L’articulation des consultations ponctuelles avec la consultation sur les orientations stratégiques

Ponctuellement, le CSE doit être consulté sur les projets intéressant l’organisation, la gestion et la marche générale de l’entreprise (article L.2312-8 du code du travail). Il doit plus spécifiquement être consulté en cas de projet de restructuration et de compression des effectifs (article L.2312-37 du code du travail).

Par ailleurs, le code du travail organise également des consultations récurrentes, annuelles si aucun accord n’est intervenu pour modifier cette périodicité, sur trois grands thèmes ((article L.2312-17 du code du travail)) : 

  • les orientations stratégiques, 
  • la situation économique de l’entreprise,
  • la politique sociale, les conditions de travail et de l’emploi. 

Un débat judiciaire s’est ouvert à propos de l’articulation de la consultation sur les orientations stratégiques avec la consultation sur un projet ponctuel.

La Cour d’appel de Paris a, par exemple, opté pour l’indépendance des deux types de consultation et décidé que l’employeur, en présence d’un projet ponctuel, n’était pas tenu d’attendre ou d’anticiper l’une des trois consultations annuelles (CA Paris, 3 mai 2018, RG n°17/90307, Naxitis).

Le TGI de Nanterre a, quant à lui, pris une décision opposée, le même mois, et a suspendu un projet de cession dans l’attente de la consultation sur les orientations stratégiques (TGI Nanterre, 28 mai 2018, ord. réf.18/011187).

La Cour de cassation a tranché dans un arrêt du 21 septembre 2022, destiné à une large publicité.

En l’occurrence, un établissement d’enseignement privé consultait son CSE sur un projet de fermeture d’un lycée, résiliant par là même le contrat d’association correspondant. Parallèlement, la direction convoquait le CSE pour une première réunion en vue de la consultation annuelle sur les orientations stratégiques.

Le CSE saisit le TGI pour obtenir la suspension de la procédure de consultation sur le projet de fermeture et de rupture du contrat d’association. Il fait valoir que ce projet ponctuel est un choix d’ordre stratégique, et n’est qu’un des éléments d’une orientation stratégique générale qui doit être débattue lors de la consultation récurrente sur les orientations stratégiques. Pour le CSE, cette dernière doit être en conséquence préalable à la consultation sur le projet ponctuel.

Il obtient gain de cause devant le TGI de Bobigny puis devant la cour d’appel de Paris.  
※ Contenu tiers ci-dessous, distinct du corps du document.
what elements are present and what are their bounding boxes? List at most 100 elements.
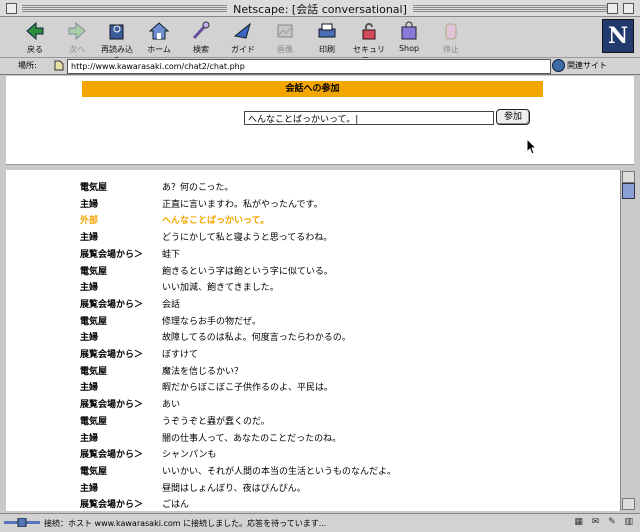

L’arrêt d’appel est cassé par la Cour de cassation : « la consultation ponctuelle sur la modification de l’organisation économique ou juridique de l’entreprise ou en cas de restructuration et compression des effectifs n’est pas subordonnée au respect préalable par l’employeur de l’obligation de consulter le comité social et économique sur les orientations stratégiques de l’entreprise ».

Dans sa note explicative, la Haute juridiction rappelle que « les dispositions relatives à l’information et la consultation sur les orientations stratégiques (…) visent, par une consultation récurrente, à promouvoir l’anticipation dans les entreprises, tout en associant le CSE au processus de définition des orientations stratégiques. Aussi, par son objet et par sa temporalité, cette consultation a été définie indépendamment des consultations ponctuelles. Elle offre un cadre à une discussion prospective sur l’avenir général de l’entreprise, distincte des consultations ponctuelles du CSE relatives à un projet déterminé de l’employeur ayant des répercussions sur l’emploi, notamment en matière de restructurations. »

La chambre sociale ajoute dans sa note explicative que la solution s’inscrit dans la logique de l’arrêt du 30 septembre 2009 (n°07-20.525) selon lequel « la régularité de la consultation du comité d’entreprise sur un projet de licenciement économique n’est pas subordonnée au respect préalable par l’employeur de l’obligation de consulter le comité d’entreprise sur l’évolution annuelle des emplois et des qualifications ».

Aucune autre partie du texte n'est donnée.